2024/11/01 (Fri.) 14:20 劉俊宏 教授 Prof. Chun-Hung Liu Dept. of Electrical and Computer Engineering, Mississippi State University - Collective Federated Learning
Date & Time:
2024 /11 / 01 (Fri) 14:20 - 16:20
Location:
Delta Building R216, NTHU
Speaker:
劉俊宏 教授 Prof. Chun-Hung Liu
Dept. of Electrical and Computer Engineering, Mississippi State University
Topic:
Collective Federated Learning
Abstract:
The thriving of machine learning (ML) technologies drives the evolution of solving many diverse scientific and engineering problems, from model-based approaches to data-driven ones. How to effectively exploit a considerable amount of data distributed over a large territory safely and efficiently is the key to making ML have much more transformative impacts on data-driven solutions to complex real-world problems. Traditional centralized ML cannot efficiently exploit “networked intelligence” by learning from big data distributed over a huge network. Federated Learning (FL) recently proposed can make the server conduct a learning task without raw data delivered from its clients. It accordingly is a viable approach to collective intelligence. Nonetheless, the performances of traditional FL frameworks are sensitive to heterogeneous network conditions, such as data and client heterogeneity, network resources, networking conditions, etc. This talk will introduce a Collective FL (CFL) approach to unlock networked intelligence with practical networking and communication limitations and achieve high reliability, scalability, and adaptability learning performances.
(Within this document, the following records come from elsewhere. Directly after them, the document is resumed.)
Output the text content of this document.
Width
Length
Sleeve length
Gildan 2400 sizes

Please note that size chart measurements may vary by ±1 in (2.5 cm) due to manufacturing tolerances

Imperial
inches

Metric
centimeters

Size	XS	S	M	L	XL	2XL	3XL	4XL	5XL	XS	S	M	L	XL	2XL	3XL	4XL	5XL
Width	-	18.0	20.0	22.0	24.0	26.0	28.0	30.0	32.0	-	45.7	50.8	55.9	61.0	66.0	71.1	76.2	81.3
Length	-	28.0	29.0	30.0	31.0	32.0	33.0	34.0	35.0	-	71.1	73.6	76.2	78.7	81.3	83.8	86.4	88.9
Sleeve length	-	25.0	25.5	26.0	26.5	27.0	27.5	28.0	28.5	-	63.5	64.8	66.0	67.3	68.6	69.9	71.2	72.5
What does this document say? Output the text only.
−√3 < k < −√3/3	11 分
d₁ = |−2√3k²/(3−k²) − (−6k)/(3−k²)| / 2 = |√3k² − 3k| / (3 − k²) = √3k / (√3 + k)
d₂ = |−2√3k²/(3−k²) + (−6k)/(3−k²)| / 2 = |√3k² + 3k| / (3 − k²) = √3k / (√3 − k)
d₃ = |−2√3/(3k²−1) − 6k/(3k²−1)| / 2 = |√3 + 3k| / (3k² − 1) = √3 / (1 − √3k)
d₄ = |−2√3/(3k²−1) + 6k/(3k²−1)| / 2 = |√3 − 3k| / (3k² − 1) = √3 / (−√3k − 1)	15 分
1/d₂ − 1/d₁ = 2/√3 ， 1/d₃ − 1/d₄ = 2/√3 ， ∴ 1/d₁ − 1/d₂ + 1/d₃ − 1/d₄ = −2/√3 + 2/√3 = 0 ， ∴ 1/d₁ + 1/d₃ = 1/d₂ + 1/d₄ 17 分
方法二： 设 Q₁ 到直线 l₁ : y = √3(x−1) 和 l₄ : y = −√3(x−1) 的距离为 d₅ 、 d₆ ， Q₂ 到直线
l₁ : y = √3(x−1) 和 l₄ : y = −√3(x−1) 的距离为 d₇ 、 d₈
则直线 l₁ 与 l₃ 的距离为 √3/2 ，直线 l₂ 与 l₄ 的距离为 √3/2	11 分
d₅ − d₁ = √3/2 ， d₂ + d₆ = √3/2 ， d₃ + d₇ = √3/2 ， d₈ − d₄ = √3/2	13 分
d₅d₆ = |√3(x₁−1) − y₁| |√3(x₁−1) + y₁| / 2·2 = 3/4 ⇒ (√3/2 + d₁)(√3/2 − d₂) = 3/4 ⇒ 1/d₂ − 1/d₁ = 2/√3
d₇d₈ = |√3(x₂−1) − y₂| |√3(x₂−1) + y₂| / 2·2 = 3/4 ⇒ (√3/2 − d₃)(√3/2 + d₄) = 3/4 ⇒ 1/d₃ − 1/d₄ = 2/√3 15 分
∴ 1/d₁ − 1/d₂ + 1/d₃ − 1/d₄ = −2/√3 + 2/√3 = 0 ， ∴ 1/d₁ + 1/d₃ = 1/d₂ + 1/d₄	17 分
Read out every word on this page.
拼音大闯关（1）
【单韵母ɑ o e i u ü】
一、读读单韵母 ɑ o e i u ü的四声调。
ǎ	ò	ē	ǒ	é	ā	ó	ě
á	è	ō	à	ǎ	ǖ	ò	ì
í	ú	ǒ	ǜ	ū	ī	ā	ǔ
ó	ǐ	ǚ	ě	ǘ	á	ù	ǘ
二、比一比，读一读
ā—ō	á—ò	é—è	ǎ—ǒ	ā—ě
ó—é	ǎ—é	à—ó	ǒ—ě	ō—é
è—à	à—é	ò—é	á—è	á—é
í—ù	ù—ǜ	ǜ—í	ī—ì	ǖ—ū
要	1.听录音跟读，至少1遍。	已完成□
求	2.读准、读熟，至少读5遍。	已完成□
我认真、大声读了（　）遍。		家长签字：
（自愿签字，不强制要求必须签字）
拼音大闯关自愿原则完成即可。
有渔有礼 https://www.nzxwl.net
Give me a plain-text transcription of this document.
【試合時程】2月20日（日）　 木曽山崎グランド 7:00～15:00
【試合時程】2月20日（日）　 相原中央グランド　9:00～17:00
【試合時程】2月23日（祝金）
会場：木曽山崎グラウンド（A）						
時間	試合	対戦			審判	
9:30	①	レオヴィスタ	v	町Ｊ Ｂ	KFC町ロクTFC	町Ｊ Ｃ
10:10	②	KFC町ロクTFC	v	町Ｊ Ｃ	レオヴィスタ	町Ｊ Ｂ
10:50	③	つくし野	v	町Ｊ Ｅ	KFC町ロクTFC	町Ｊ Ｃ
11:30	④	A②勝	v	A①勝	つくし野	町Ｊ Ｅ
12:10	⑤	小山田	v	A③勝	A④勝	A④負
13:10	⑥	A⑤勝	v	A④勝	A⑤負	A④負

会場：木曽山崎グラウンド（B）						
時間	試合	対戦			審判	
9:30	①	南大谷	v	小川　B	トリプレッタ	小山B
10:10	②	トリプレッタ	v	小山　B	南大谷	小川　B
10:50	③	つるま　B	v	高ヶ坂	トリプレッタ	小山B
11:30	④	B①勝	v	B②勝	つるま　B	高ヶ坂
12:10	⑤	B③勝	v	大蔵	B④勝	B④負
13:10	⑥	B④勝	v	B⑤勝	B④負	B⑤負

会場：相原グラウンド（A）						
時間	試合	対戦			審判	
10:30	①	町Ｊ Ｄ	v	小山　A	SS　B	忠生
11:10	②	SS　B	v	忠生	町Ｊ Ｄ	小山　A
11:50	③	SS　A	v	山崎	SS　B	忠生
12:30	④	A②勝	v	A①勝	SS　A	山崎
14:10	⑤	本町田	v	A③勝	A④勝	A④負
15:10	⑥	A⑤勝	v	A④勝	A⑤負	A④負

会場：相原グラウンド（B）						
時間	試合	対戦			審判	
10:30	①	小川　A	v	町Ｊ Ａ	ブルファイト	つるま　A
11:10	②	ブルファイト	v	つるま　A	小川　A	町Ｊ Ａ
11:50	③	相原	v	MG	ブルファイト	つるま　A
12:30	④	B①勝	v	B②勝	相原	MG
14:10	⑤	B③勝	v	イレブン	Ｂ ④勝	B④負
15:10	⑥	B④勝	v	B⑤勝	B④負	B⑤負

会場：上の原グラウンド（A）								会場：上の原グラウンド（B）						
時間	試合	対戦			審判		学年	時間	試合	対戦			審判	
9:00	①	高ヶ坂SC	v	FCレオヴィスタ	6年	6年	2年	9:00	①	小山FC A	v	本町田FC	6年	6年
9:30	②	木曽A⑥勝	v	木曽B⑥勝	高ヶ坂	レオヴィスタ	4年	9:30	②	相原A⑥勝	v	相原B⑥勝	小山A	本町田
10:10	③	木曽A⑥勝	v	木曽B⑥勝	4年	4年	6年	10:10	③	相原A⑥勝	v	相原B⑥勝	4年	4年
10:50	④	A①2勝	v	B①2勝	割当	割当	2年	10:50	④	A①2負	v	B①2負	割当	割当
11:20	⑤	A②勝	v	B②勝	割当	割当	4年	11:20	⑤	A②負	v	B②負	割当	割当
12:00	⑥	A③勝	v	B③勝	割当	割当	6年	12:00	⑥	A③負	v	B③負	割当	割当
As such, it is expected to significantly improve the performances of FL over networks with system impairment and data heterogeneity.
Autobiography:
Dr. Liu is an Associate Professor in the Department of Electrical and Computer Engineering at Mississippi State University (MSU). Before joining MSU, he was with University of Michigan and National (Yang Ming) Chiao Tung University, Hsinchu, Taiwan, and Qualcomm Inc. He received a B.S. degree from National Taiwan University, an M.S. degree from Massachusetts Institute of Technology, and a Ph.D. degree in Electrical and Computer Engineering from the University of Texas at Austin. He received several prestigious awards in research and education, such as Faculty Fellowship Award from Air Force Research Lab. (AFRL) in 2023, Yang Faculty Research Award from MSU in 2022, Young Scholar Research Award from the Ministry of Science and Technology of Taiwan in 2015, Best Paper Awards from IEEE Globecom Conference in 2014 and 2008, etc.